06 祖母と祖父
それから一年後。
四度目に見る抹消サイトに書き込むのは、祖父母の名前だった。
この間の、長い休み。
その時、久しぶりに田舎にある祖父母の家に行った。
何にもない田舎は嫌いだったけど、そんなに古びた家じゃないのが救いだった。
誰だって、汚れてるより綺麗な方がいい。
虫がはいってくるようなボロボロの家とかでも、埃まみれの部屋とかでもなくて助かった。
けど、そこで最低な事が起こった。
祖父母の住んでいる村の人達は、古い慣習やしきたりにとわわれていた。
女の子はおしとやかで、男を立てるのが良い、とか。
大人しく、清楚であるべきだ、とか。
そんな考えがあたりまえ。
皆が皆して、同じような事を言ってくるから、おかげで耳にたこができそうだった。
ちょっと言葉遣いが悪いだけで、何よ。
それだけならまだ我慢できたのに、お見合いまで薦めてきて、田舎に住む変な男を紹介された。
写真をみせてきながら、「人間は外見じゃないのよ」とか「絶対にこの人なら幸せにしてくれるから」とか。
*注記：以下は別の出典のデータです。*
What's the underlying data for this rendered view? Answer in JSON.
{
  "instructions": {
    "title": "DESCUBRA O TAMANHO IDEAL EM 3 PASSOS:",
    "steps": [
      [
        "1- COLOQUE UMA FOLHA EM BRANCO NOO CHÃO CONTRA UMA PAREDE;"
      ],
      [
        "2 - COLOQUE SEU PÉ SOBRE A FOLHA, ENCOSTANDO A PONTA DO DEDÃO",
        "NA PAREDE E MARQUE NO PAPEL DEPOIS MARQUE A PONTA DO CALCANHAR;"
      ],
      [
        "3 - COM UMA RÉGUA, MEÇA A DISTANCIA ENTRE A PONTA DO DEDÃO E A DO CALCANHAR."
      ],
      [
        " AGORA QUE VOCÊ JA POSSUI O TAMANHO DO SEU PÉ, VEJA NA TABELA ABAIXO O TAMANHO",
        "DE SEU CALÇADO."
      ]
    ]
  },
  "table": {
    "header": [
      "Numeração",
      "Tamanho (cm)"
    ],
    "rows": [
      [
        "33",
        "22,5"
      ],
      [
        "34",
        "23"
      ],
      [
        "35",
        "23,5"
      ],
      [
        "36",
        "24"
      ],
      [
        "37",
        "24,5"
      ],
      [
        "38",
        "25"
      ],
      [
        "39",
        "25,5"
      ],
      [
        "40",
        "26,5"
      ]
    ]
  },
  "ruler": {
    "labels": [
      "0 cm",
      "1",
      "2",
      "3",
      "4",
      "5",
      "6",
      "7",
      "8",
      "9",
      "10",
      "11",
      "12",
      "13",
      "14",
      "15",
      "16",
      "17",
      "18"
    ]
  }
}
何それ。
ど~せ、村でいい相手を見つかられなかった可哀想な男なんでしょ?
いい人どまりで、何の刺激的な面もない、平々凡々なつまらない男なんでしょ?
そんなの、絶対、お断り!
だから私は、祖父母を抹消することにしたのだ。
「抹消しました」
やった。
そう思った途端、私の意識は途絶した。